Amid CSD woes, sales of Dr. Pepper’s Latin America division have increased over 12% to $346 million. Accompanying a double-digit rise of the flagship brand Dr. Pepper and an 8% increase in sales of Clamato juice, the company’s bottled water brands grew, aided by heightened promotional activities and product innovation. Sales of the flavored sparkling water brand Penafiel increased by 10% and those of Aguafiel mineral water rose by 8%.

The bottled water market in Mexico provides potential growth opportunities due to widespread concerns over the safety of tap water andthe inconvenience and expense of boiling large quantities of water.
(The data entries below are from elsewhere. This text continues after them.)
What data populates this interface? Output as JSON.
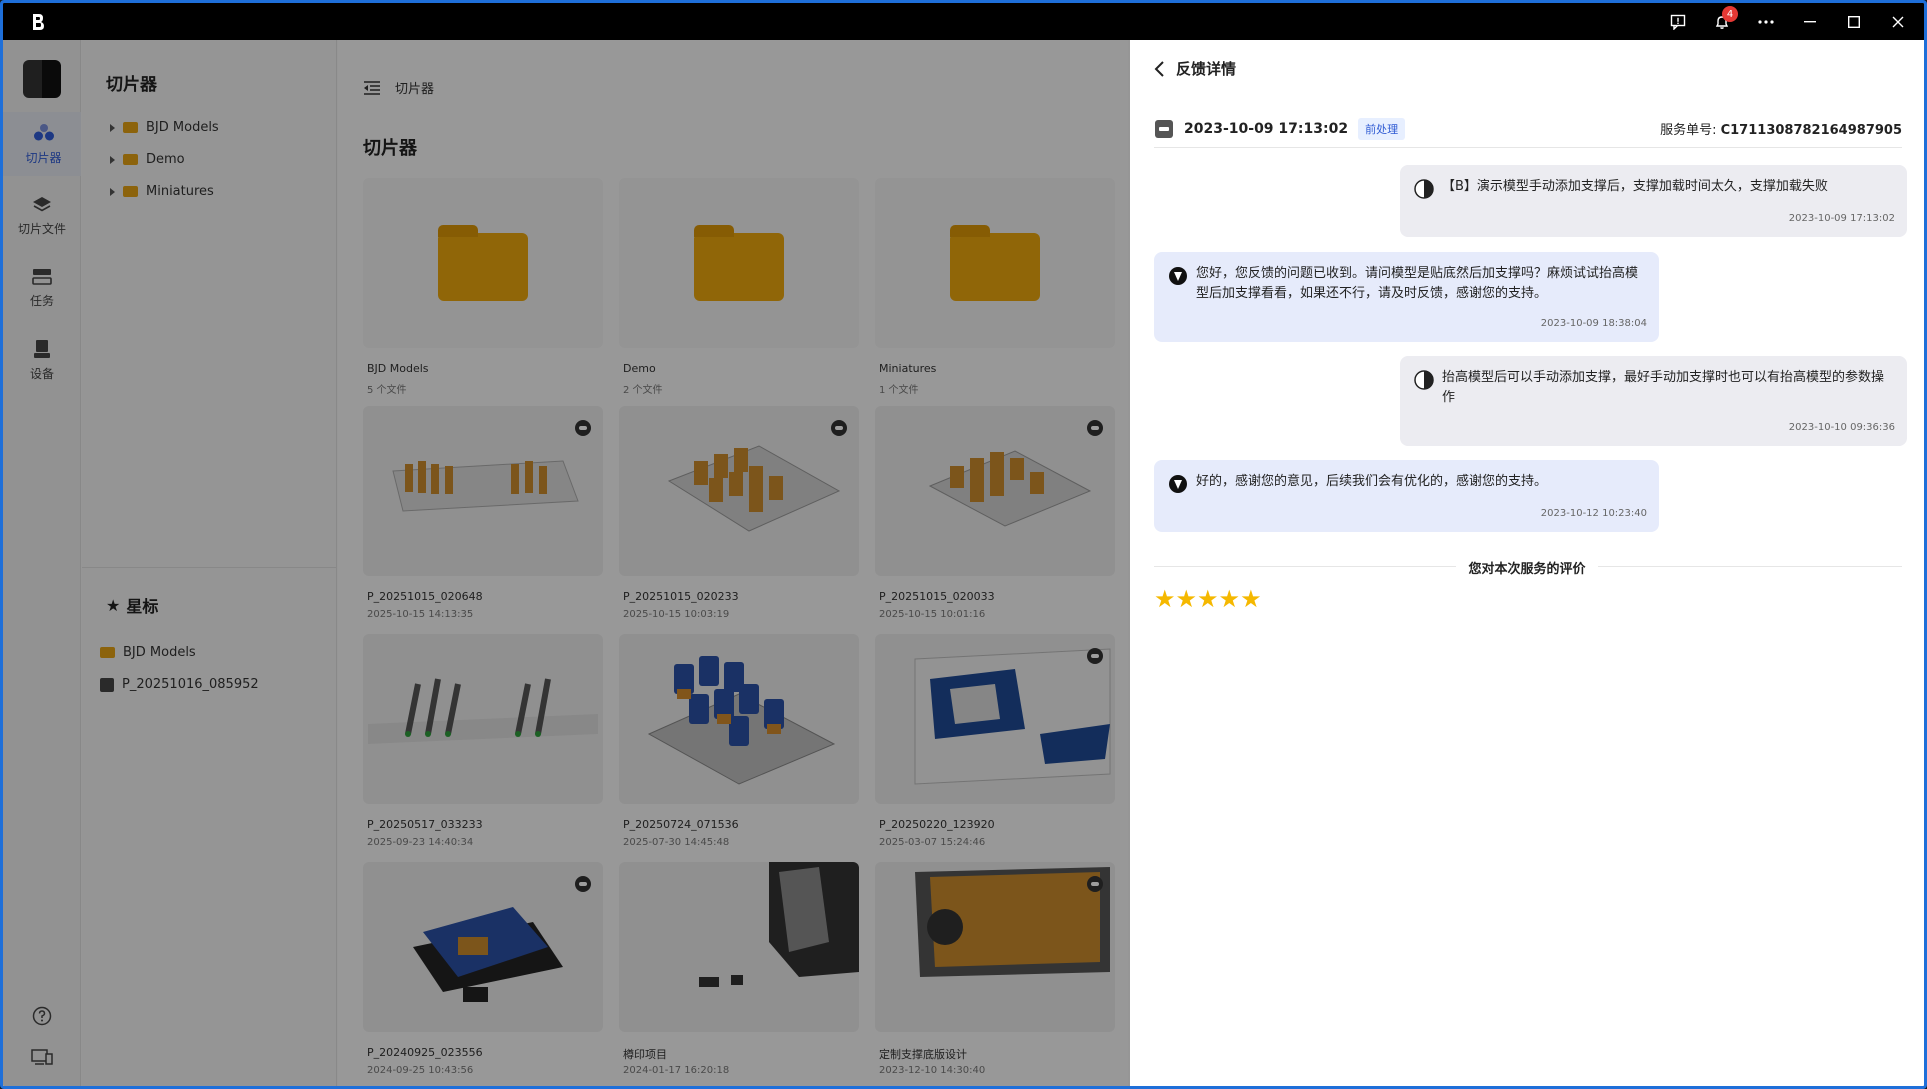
{
  "titlebar": {
    "notification_count": "4"
  },
  "leftnav": {
    "items": [
      {
        "label": "切片器"
      },
      {
        "label": "切片文件"
      },
      {
        "label": "任务"
      },
      {
        "label": "设备"
      }
    ]
  },
  "tree": {
    "title": "切片器",
    "folders": [
      "BJD Models",
      "Demo",
      "Miniatures"
    ],
    "starred_title": "星标",
    "starred": [
      "BJD Models",
      "P_20251016_085952"
    ]
  },
  "main": {
    "breadcrumb": "切片器",
    "title": "切片器",
    "cards": [
      {
        "name": "BJD Models",
        "sub": "5 个文件"
      },
      {
        "name": "Demo",
        "sub": "2 个文件"
      },
      {
        "name": "Miniatures",
        "sub": "1 个文件"
      },
      {
        "name": "P_20251015_020648",
        "sub": "2025-10-15 14:13:35"
      },
      {
        "name": "P_20251015_020233",
        "sub": "2025-10-15 10:03:19"
      },
      {
        "name": "P_20251015_020033",
        "sub": "2025-10-15 10:01:16"
      },
      {
        "name": "P_20250517_033233",
        "sub": "2025-09-23 14:40:34"
      },
      {
        "name": "P_20250724_071536",
        "sub": "2025-07-30 14:45:48"
      },
      {
        "name": "P_20250220_123920",
        "sub": "2025-03-07 15:24:46"
      },
      {
        "name": "P_20240925_023556",
        "sub": "2024-09-25 10:43:56"
      },
      {
        "name": "樽印项目",
        "sub": "2024-01-17 16:20:18"
      },
      {
        "name": "定制支撑底版设计",
        "sub": "2023-12-10 14:30:40"
      }
    ]
  },
  "panel": {
    "title": "反馈详情",
    "date": "2023-10-09 17:13:02",
    "tag": "前处理",
    "service_label": "服务单号:",
    "service_no": "C1711308782164987905",
    "messages": [
      {
        "text": "【B】演示模型手动添加支撑后，支撑加载时间太久，支撑加载失败",
        "time": "2023-10-09 17:13:02"
      },
      {
        "text": "您好，您反馈的问题已收到。请问模型是贴底然后加支撑吗？麻烦试试抬高模型后加支撑看看，如果还不行，请及时反馈，感谢您的支持。",
        "time": "2023-10-09 18:38:04"
      },
      {
        "text": "抬高模型后可以手动添加支撑，最好手动加支撑时也可以有抬高模型的参数操作",
        "time": "2023-10-10 09:36:36"
      },
      {
        "text": "好的，感谢您的意见，后续我们会有优化的，感谢您的支持。",
        "time": "2023-10-12 10:23:40"
      }
    ],
    "rating_label": "您对本次服务的评价",
    "stars": "★★★★★",
    "rating_value": 5
  }
}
The per capita consumption of bottled water for Mexicans was 248 liters in 2011, compared to just 110 liters for the U.S. This market is expected to become the world’s largest bottled water market, growing from $9 billion in 2011 to $13 billion in 2015. [2]
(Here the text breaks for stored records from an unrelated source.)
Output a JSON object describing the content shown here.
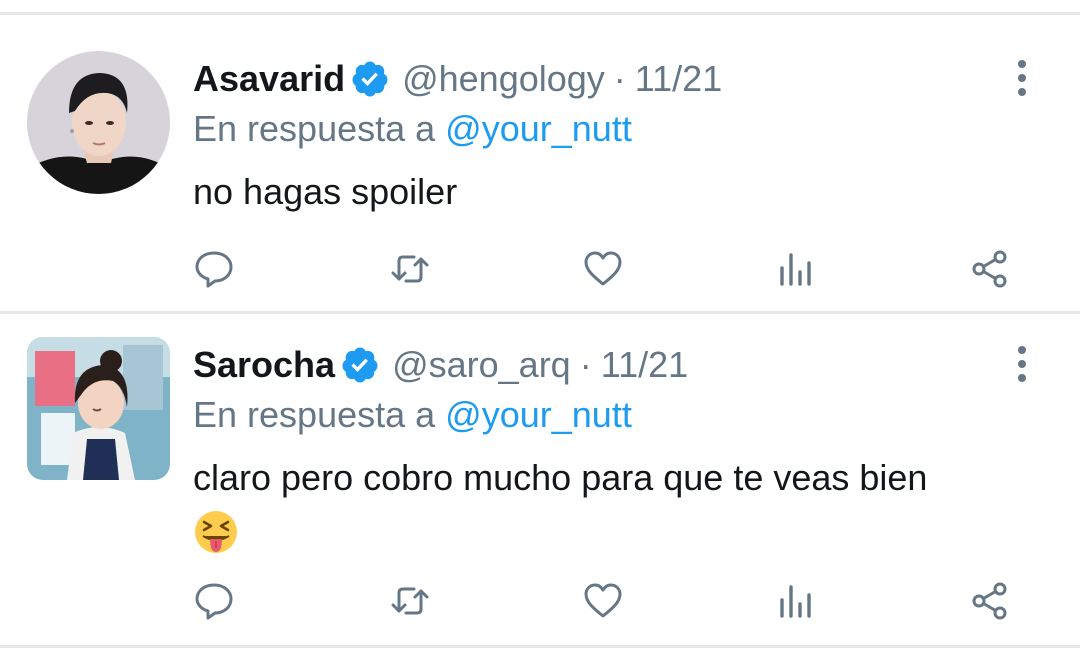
{
  "tweets": [
    {
      "name": "Asavarid",
      "handle": "@hengology",
      "separator": "·",
      "date": "11/21",
      "reply_prefix": "En respuesta a",
      "reply_to": "@your_nutt",
      "text": "no hagas spoiler",
      "verified": true,
      "avatar_shape": "circle"
    },
    {
      "name": "Sarocha",
      "handle": "@saro_arq",
      "separator": "·",
      "date": "11/21",
      "reply_prefix": "En respuesta a",
      "reply_to": "@your_nutt",
      "text": "claro pero cobro mucho para que te veas bien",
      "emoji": "squinting-face-with-tongue",
      "verified": true,
      "avatar_shape": "rounded-square"
    }
  ],
  "actions": [
    "reply-icon",
    "retweet-icon",
    "like-icon",
    "analytics-icon",
    "share-icon"
  ],
  "colors": {
    "text": "#14171a",
    "secondary": "#657786",
    "mention": "#1d9bf0",
    "verified": "#1d9bf0",
    "icon": "#657786",
    "separator": "#e7e7ea"
  }
}
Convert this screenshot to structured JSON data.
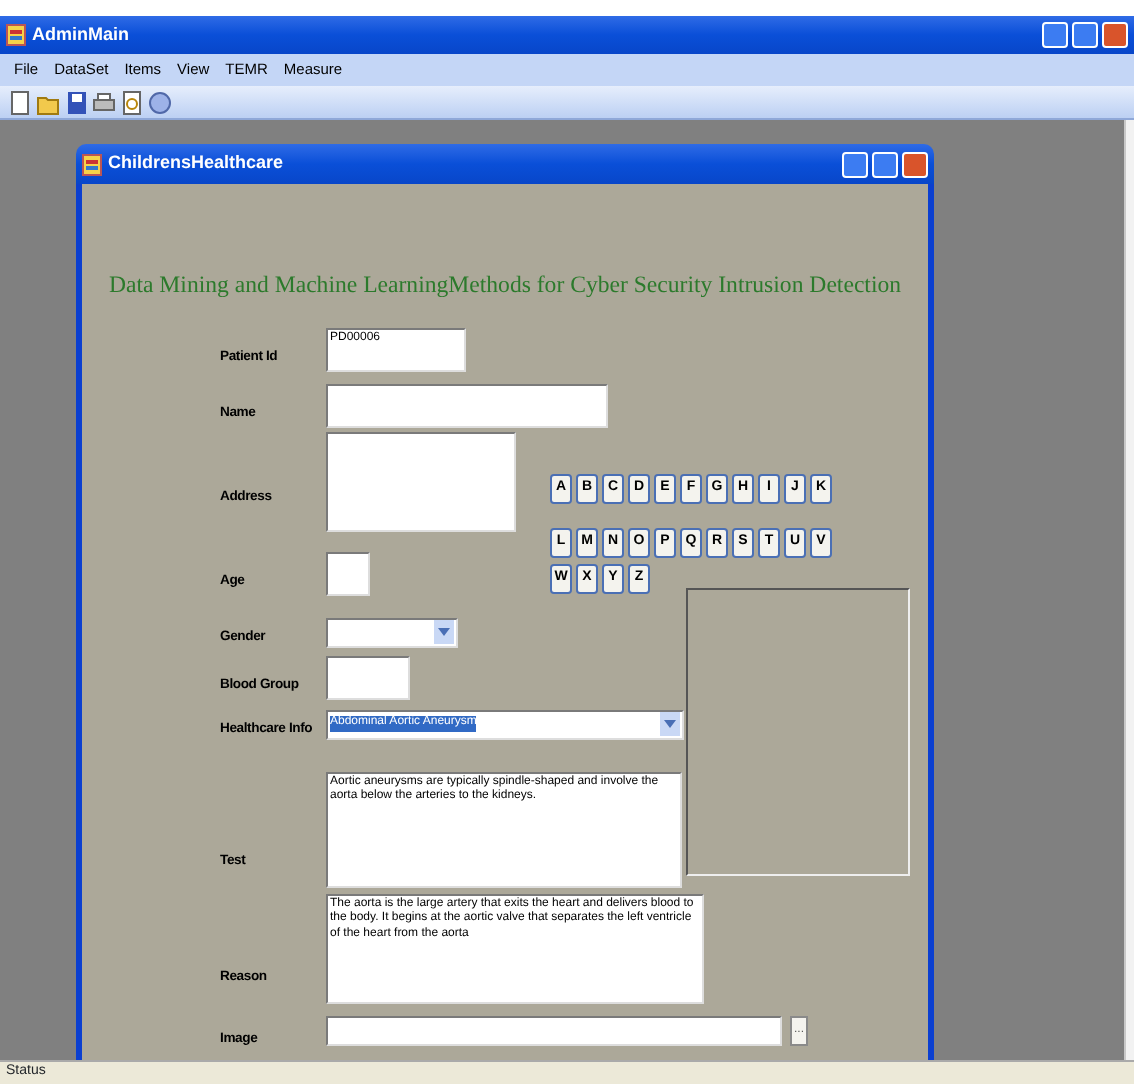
{
  "window": {
    "title": "AdminMain"
  },
  "menu": [
    "File",
    "DataSet",
    "Items",
    "View",
    "TEMR",
    "Measure"
  ],
  "child_window": {
    "title": "ChildrensHealthcare"
  },
  "heading": "Data Mining and Machine LearningMethods for Cyber Security Intrusion Detection",
  "fields": [
    {
      "label": "Patient Id",
      "kind": "text",
      "value": "PD00006"
    },
    {
      "label": "Name",
      "kind": "text"
    },
    {
      "label": "Address",
      "kind": "multiline"
    },
    {
      "label": "Age",
      "kind": "text"
    },
    {
      "label": "Gender",
      "kind": "combo"
    },
    {
      "label": "Blood Group",
      "kind": "text"
    },
    {
      "label": "Healthcare Info",
      "kind": "combo",
      "value": "Abdominal Aortic Aneurysm",
      "selected": true
    },
    {
      "label": "Test",
      "kind": "multiline",
      "value": "Aortic aneurysms are typically spindle-shaped and involve the aorta below the arteries to the kidneys."
    },
    {
      "label": "Reason",
      "kind": "multiline",
      "value": "The aorta is the large artery that exits the heart and delivers blood to the body. It begins at the aortic valve that separates the left ventricle of the heart from the aorta"
    },
    {
      "label": "Image",
      "kind": "file",
      "button": "..."
    }
  ],
  "letter_rows": [
    [
      "A",
      "B",
      "C",
      "D",
      "E",
      "F",
      "G",
      "H",
      "I",
      "J",
      "K"
    ],
    [
      "L",
      "M",
      "N",
      "O",
      "P",
      "Q",
      "R",
      "S",
      "T",
      "U",
      "V"
    ],
    [
      "W",
      "X",
      "Y",
      "Z"
    ]
  ],
  "status_bar": "Status"
}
Danone and Coca-Cola have managed to capture more than half of the Mexican bottled water market with their brands Bonafont and Ciel respectively. [3] PepsiCo also has a share of over 13% in this market. Therefore, Dr. Pepper will have to look to strengthen its foothold in this market by accelerating investments in marketing and innovation. The company also faces the threat of small local companies, which account for ~15% of the total volumes.  It thus must look to further develop its distribution channels and penetrate deeper into this region.

CSDs In North America Continue To Fall

Growing consumer health concerns over the consumption of carbonated drinks continue to compress soda sales, especially in the developed world. Consequentially, Dr. Pepper’s CSD volumes declined by 2% through September. Low/no calorie fizzy drinks have also been targeted for the use of harmful artificial sweeteners which cause health problems along with sugar cravings, dehydration and even weight gain. These reasons are why the newly launched low calorie TEN variants of Dr Pepper’s Core 4 brands (7-Up, A&W, Sunkist and Canada Dry) remained flat during the first nine months. In fact, the diet drink segment is the most underperforming segment of the overall liquid refreshment beverage (LRB) market. The continual decline in demand for both regular and diet CSDs might impede growth in the North America CSD division, which constitutes almost three-fourths of the company’s valuation.

Going forward, Dr. Pepper will look to leverage its strong brand reputation and faithful consumer following to spur growth in CSDs. The company invested around $30 million in its TEN product launches over the past year, and will look to increase marketing spend to improve CSD sales.

Dr. Pepper Struggles In The NCB Market

While consumers move from sugary CSDs to healthy natural alternatives such as ready-to-drink (RTD) teas, energy and sports drinks and bottled water, Dr. Pepper seems to have fallen behind. Although the company has a formidable share of ~17% in the U.S. CSD market, it hasn’t performed as well in the NCB market. In the fast growing segments such as RTD teas, bottled water and energy drinks, the company has a limited presence. The volumes declined by 4% in this division through September. Sales of the juice brand Hawaiian Punch declined by 10% due to low promotional activities and ongoing criticism of high-sugar beverages.

As the market slowly shifts from fizzy to non-fizzy drinks, Dr. Pepper Snapple will have to further penetrate the NCB market in order to maintain its market share in the overall beverage industry. In addition to stepping-up investments in the current product line-up, the company will look to expand its brand portfolio to attract sales. For example, Dr. Pepper has a distribution agreement with Bai 5, a coffee-fruit based low calorie drink, which grew by a whopping 400% to reach $20 million sales in the last year. [4]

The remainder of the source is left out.